This course covers codes for the “modern age,” going well beyond their highly successful use in communication systems over the past few decades. Topic areas covered centers around the use of codes for (i) large-scale distributed storage systems that form the core of today’s massive data centers; (ii) learning and computing for settings like graph sketching, decision trees, and reducing the latency of parallel machine learning; and (iii) fast computation and inference that are designed to exploit sparsity in a variety of settings including for compressed sensing, massive sparse FFT computation, compressive phase-retrieval, quantum state tomography, and group-testing for a wide variety of applications such as imaging (MRI and optical), astronomy, wide-band spectrum sensing, scientific computing, and fast neighbor discovery for large-scale Internet-of-Things applications.
The prerequisites for the course are basic undergraduate linear algebra, basic probability (EE 126 or equivalent) and basic familiarity with signals and systems (though this is less important). The class will emphasize breadth and should be accessible to motivated undergraduates who are interested in research, as well as incoming graduate students. There will be no exams, but students are expected to read papers and give presentations of selected literature. There will be a final project that can feature either existing literature or new research, and can be theoretical, algorithmic, and/or experimental in focus.
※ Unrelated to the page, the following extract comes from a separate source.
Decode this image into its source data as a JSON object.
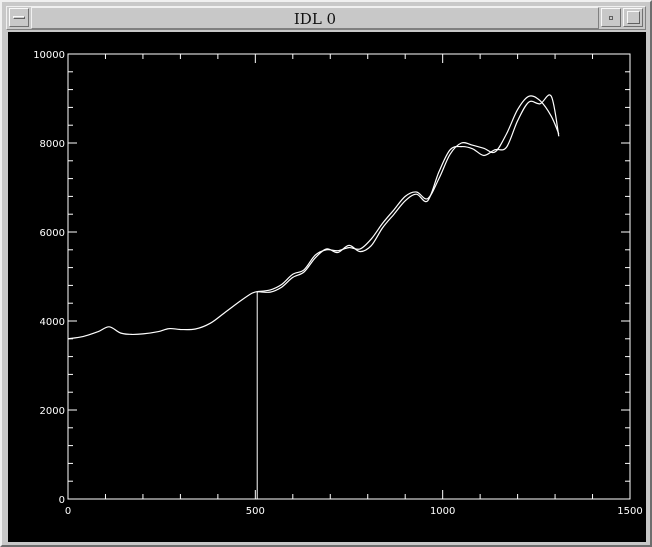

Time and place: Tuesdays & Thursdays: 11-12:30, 293 Cory Hall
Instructor: Kannan Ramchandran (kannanr at eecs dot berkeley dot edu)
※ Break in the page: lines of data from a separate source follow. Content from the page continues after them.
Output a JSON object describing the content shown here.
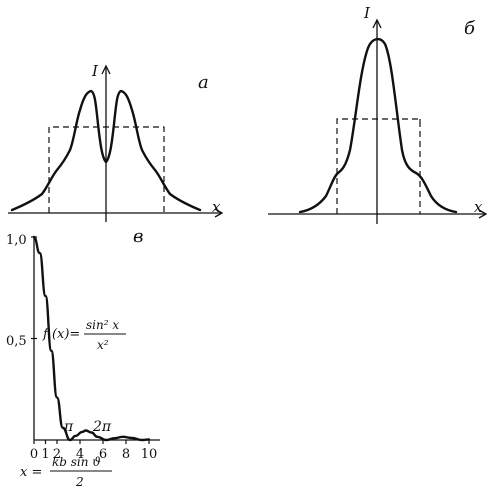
{
  "panels": {
    "a": {
      "panel_label": "а",
      "y_label": "I",
      "x_label": "x"
    },
    "b": {
      "panel_label": "б",
      "y_label": "I",
      "x_label": "x"
    },
    "c": {
      "panel_label": "в",
      "y_ticks": [
        "1,0",
        "0,5"
      ],
      "x_ticks": [
        "0",
        "1",
        "2",
        "4",
        "6",
        "8",
        "10"
      ],
      "marker_pi": "π",
      "marker_2pi": "2π",
      "formula": {
        "lhs": "f (x)=",
        "numerator": "sin² x",
        "denominator": "x²"
      },
      "x_definition": {
        "lhs": "x =",
        "numerator": "kb sin ϑ",
        "denominator": "2"
      }
    }
  },
  "chart_data": {
    "type": "line",
    "title": "",
    "xlabel": "x",
    "ylabel": "",
    "xlim": [
      0,
      11
    ],
    "ylim": [
      0,
      1.0
    ],
    "x_ticks": [
      0,
      1,
      2,
      4,
      6,
      8,
      10
    ],
    "y_ticks": [
      0.5,
      1.0
    ],
    "grid": false,
    "series": [
      {
        "x": [
          0,
          0.5,
          1.0,
          1.5,
          2.0,
          2.5,
          3.14,
          3.6,
          4.2,
          4.49,
          5.0,
          5.5,
          6.28,
          7.0,
          7.73,
          8.5,
          9.42,
          10.0
        ],
        "y": [
          1.0,
          0.92,
          0.71,
          0.44,
          0.21,
          0.06,
          0.0,
          0.02,
          0.04,
          0.047,
          0.037,
          0.016,
          0.0,
          0.009,
          0.016,
          0.01,
          0.0,
          0.003
        ]
      }
    ]
  }
}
Point of contact: Orhan Ocal (ocal at eecs dot berkeley dot edu)
Office Hours: Tuesdays from 1:00 pm to 2:00 pm at 258 Cory Hall
Important communication will be made through bCourses. There is also a Piazza for the course that you can enroll.
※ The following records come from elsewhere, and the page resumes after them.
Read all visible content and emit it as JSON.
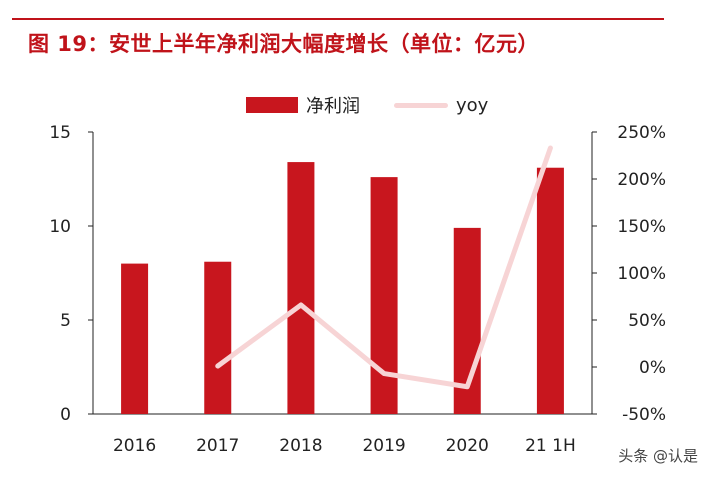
{
  "title": "图 19：安世上半年净利润大幅度增长（单位：亿元）",
  "watermark": "头条 @认是",
  "colors": {
    "accent": "#c0131a",
    "bar": "#c8161e",
    "line": "#f7d4d5",
    "axis": "#222222"
  },
  "chart_data": {
    "type": "bar",
    "categories": [
      "2016",
      "2017",
      "2018",
      "2019",
      "2020",
      "21 1H"
    ],
    "series": [
      {
        "name": "净利润",
        "type": "bar",
        "axis": "left",
        "values": [
          8.0,
          8.1,
          13.4,
          12.6,
          9.9,
          13.1
        ]
      },
      {
        "name": "yoy",
        "type": "line",
        "axis": "right",
        "values": [
          null,
          0.01,
          0.66,
          -0.07,
          -0.21,
          2.33
        ]
      }
    ],
    "ylim_left": [
      0,
      15
    ],
    "yticks_left": [
      0,
      5,
      10,
      15
    ],
    "ylim_right": [
      -0.5,
      2.5
    ],
    "yticks_right": [
      "-50%",
      "0%",
      "50%",
      "100%",
      "150%",
      "200%",
      "250%"
    ],
    "legend_position": "top-center",
    "grid": false
  }
}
Each student needs to complete a course project, and give an oral and written presentation.
You need to sign up to scribe a lecture using the google doc sent to your email. You can download the scribe template here.
Students have to present selected reading material at the end of each module.
Attendance and contribution to the lecture.
We will have a few assignments. These are for your benefit only, and they will not be graded. To incentivize you to provide solutions, we will give bonus points for those providing elegant solutions.
October 6th: Project proposals are due
Overview of channel capacity and Shannon's random coding philosophy
Binary erasure channel (BEC)
Overview of algebraic codes
Overview of network codes
Introduction to regenerating codes
Code constructions for minimum bandwidth regenerating (MBR) and minimum storage regenerating (MSR) operating points
Interference alignment for exact-repair MSR codes
Locally repairable codes, piggyback codes, and systems aspects
Fast access of hot data, and redundant requests
Overview of parallel computing in today's platforms
Codes for parallel machine learning: coded matrix computations, and coded shuffling
Student presentations
Introduction to sparse recovery and compressed sensing
Sparse-graph codes for the BEC, inference over trees, density evolution
Sublinear-time algorithms for sparse Fourier transform and its applications
Fast Walsh-Hadamard transform, boolean function learning, and graph sketching
Compressed sensing based on sparse-graph codes
Compressive phase retrieval
Group testing
Student presentations
Elements of Information Theory, Chapters 2 and 7, Cover and Thomas
Information Theory, Inference, and Learning Algorithms, Mackay
Modern Coding Theory, Chapter 3, Richardson and Urbanke
Essential Coding Theory, Venkatesan Guruswami, Atri Rudra and Madhu Sudan
A Survey on Network Codes for Distributed Storage, Dimakis et al.
Network coding for distributed storage systems, Dimakis et al.
More resources will be added as needed.